La solution trouvée d’interdiction par le pouvoir des activités de Bundu dia Kongo avec le retrait décidé de son autorisation d’exercice signifient que le dossier vient d’être clôturé. Pour autant des interrogations demeurent au sujet du dialogue envisagé pour un examen approfondi de l’affaire.

L’épée de Damoclès est tombé sur la tête de la secte politico-religieuse Bundu dia Kongo. Son l’agrément a été retiré pour déviationnisme. Dura lex, send lex : la loi est dure, mais c’est la loi. Cependant la loi ne ferme pas la porte à d’autres opportunités pour justifier justement la force de la loi et éviter que l’Affaire Bundu dia Kongo ne fasse des émules. D’ou l’obligation morale et politique pour le gouvernement de s’appesantir sur cette question en allant au fond du problème.

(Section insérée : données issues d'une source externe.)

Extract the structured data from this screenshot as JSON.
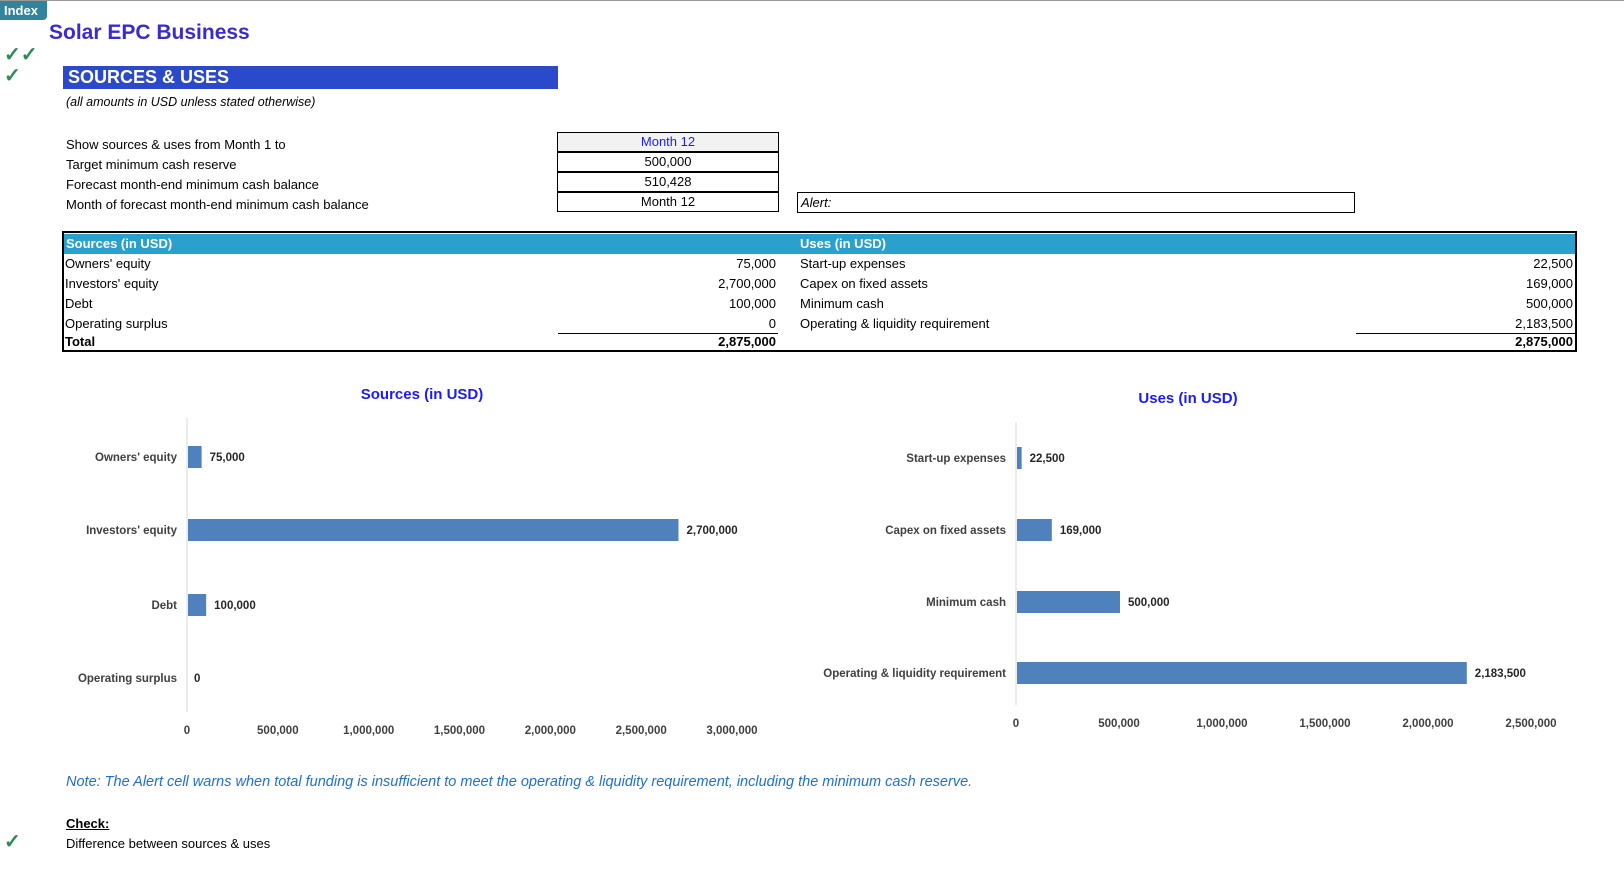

Réuni à Matadi, chef-lieu de la Province du Bas-Congo, le Conseil des ministres s’est penché sur le dossier Bundu dia Kongo, cette secte religieuse qui est au centre de graves incidents qui se sont produits dans la province du Bas-Congo et ont fait de nombreux morts. Bien plus, l’autorité de l’Etat a été défiée, suscitant de nombreuses inquiétudes au sein de la communauté nationale et internationale.

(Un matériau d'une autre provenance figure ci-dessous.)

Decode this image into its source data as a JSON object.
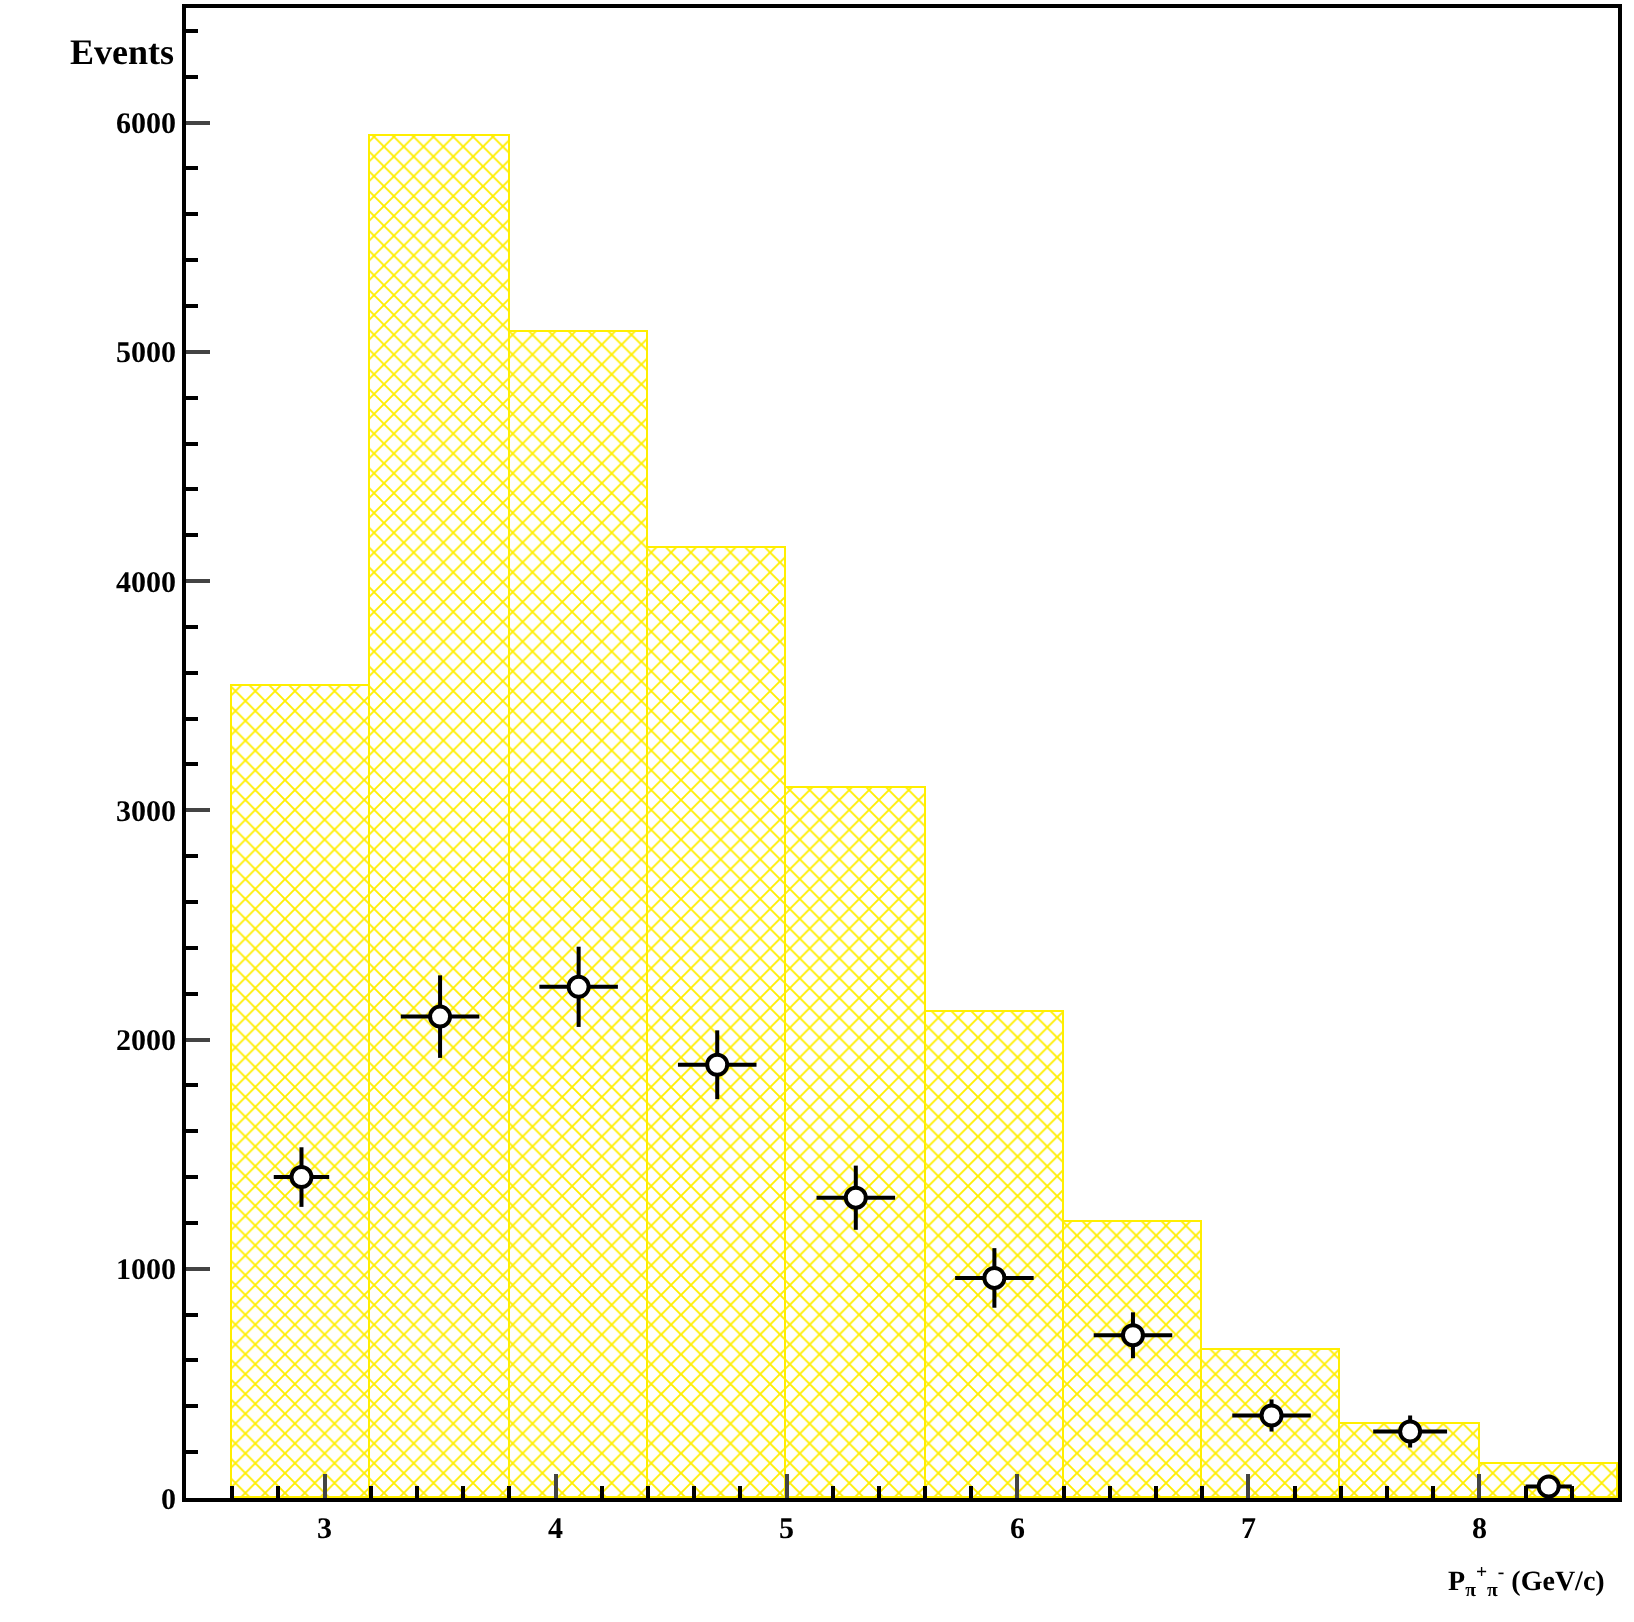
{
  "chart_data": {
    "type": "histogram",
    "xlabel": "P$_{π}$$^{+}$$_{π}$$^{-}$ (GeV/c)",
    "ylabel": "Events",
    "xlim": [
      2.4,
      8.6
    ],
    "xticks": [
      3,
      4,
      5,
      6,
      7,
      8
    ],
    "ylim": [
      0,
      6500
    ],
    "yticks": [
      0,
      1000,
      2000,
      3000,
      4000,
      5000,
      6000
    ],
    "grid": false,
    "series": [
      {
        "type": "histogram",
        "color": "#ffee00",
        "bins": [
          2.6,
          3.2,
          3.8,
          4.4,
          5.0,
          5.6,
          6.2,
          6.8,
          7.4,
          8.0,
          8.6
        ],
        "values": [
          3540,
          5940,
          5090,
          4140,
          3100,
          2120,
          1200,
          650,
          320,
          150
        ]
      },
      {
        "type": "scatter",
        "color": "#000000",
        "marker": "circle",
        "x": [
          2.9,
          3.5,
          4.1,
          4.7,
          5.3,
          5.9,
          6.5,
          7.1,
          7.7,
          8.3
        ],
        "values": [
          1400,
          2100,
          2230,
          1890,
          1310,
          960,
          710,
          360,
          290,
          50
        ],
        "errors": [
          130,
          180,
          175,
          150,
          140,
          130,
          100,
          70,
          70,
          20
        ],
        "xerrors": [
          0.12,
          0.17,
          0.17,
          0.17,
          0.17,
          0.17,
          0.17,
          0.17,
          0.16,
          0.1
        ]
      }
    ]
  }
}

Au terme de cette réunion du vendredi 21 mars à Matadi, le gouvernement a décidé de retirer l’agrément à Bundu dia Kongo en tant qu’association sans but lucratif. Et ce pour déviationnisme. Entre-temps, des poursuites judiciaires sont engagées à l’endroit de certains adeptes de ce mouvement à la suite des violences commises sur les populations civiles et agents de l’ordre.

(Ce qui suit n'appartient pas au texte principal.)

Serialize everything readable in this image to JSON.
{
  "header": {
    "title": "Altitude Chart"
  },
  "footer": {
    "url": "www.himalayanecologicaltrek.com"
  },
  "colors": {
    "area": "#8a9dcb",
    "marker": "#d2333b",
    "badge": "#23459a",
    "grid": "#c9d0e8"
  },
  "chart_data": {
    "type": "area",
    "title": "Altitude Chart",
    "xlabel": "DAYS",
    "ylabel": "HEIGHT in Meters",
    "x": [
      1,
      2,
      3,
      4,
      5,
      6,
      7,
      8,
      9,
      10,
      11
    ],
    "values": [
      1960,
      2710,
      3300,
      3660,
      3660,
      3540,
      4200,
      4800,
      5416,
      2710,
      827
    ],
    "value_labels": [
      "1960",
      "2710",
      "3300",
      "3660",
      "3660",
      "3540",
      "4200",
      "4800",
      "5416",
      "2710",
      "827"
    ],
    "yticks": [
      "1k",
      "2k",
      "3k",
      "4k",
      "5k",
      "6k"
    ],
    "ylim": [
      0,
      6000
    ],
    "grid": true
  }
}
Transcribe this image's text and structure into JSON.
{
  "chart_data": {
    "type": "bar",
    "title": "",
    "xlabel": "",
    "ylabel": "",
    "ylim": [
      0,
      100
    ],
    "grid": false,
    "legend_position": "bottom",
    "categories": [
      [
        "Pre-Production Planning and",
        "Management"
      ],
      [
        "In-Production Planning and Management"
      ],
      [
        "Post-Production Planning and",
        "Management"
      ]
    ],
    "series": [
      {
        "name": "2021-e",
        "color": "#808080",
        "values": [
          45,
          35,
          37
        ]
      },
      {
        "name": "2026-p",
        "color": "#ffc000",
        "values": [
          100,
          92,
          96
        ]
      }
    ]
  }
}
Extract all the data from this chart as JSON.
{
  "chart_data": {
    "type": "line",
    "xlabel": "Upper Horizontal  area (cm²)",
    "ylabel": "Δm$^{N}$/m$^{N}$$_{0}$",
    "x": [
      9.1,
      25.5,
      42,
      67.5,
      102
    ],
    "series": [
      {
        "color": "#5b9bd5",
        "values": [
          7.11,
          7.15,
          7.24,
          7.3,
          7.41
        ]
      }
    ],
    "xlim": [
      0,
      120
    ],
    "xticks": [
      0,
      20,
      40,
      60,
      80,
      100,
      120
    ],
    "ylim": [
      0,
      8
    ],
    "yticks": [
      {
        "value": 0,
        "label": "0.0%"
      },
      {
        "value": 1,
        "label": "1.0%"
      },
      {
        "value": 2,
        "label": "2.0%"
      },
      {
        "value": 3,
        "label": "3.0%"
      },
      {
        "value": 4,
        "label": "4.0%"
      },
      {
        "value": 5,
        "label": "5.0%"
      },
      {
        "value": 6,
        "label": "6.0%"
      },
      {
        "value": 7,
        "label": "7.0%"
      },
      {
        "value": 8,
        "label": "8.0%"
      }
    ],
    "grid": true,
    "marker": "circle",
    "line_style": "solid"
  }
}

Le gouvernement a décidé également de sévir contre les agents de police reconnus coupables de violences contre les populations civiles. On ne peut que saluer cette décision du gouvernement pour autant qu’elle vise à affirmer l’autorité de l’Etat, à protéger les populations dans un Etat laïc où il y a la liberté de religion, où nul ne peut imposer sa volonté à d’autres selon ses croyances, ou défier l’autorité de l’Etat. La loi est dure, mais c’est la loi.
Ouverture du dialogue
Cependant, la loi ne ferme pas du tout la porte à d’autres opportunités susceptibles de nouer un dialogue franc et productif. Certes, au regard de certains témoignages poignants, quelques adeptes de Bundu dia Kongo ont outrepassé les limites de liberté de croyance et de respect de l’autorité de l’Etat. Mais rien n’interdit au gouvernement d’assumer ses responsabilités en allant au fond du problème pour éviter justement la « tibétisation » du phénomène Bundu dia Kongo, jusqu’au-delà des frontières nationales. L’essentiel consiste a entretenir un dialogue permanent pour ne pas créer des émules avant que l’on saisisse la portée exacte des textes et lois de la République.
En ces temps qui courent, des rumeurs des plus invraisemblables circulent. Des esprits fertiles parleraient de la découverte de certains minerais dans le district de Luozi. Ce qui fait monter quelques esprits en leur donnant beaucoup d’idées. Voila qui ferait monter la tension. Soit.
En vérité, l’absence de l’affirmation de l’autorité de l’Etat dans la gestion de cette affaire qui ne date pas du mois évrier dernier, serait en grande partie à la base de ce fait que le vase ait débordé. Aussi, la panacée passe par l’institutionnalisation du dialogue pour éviter le recours à la force, souvent disproportionnée.. Et du fait que la violence appelle toujours la violence, on risque d’entretenir une spirale infernale.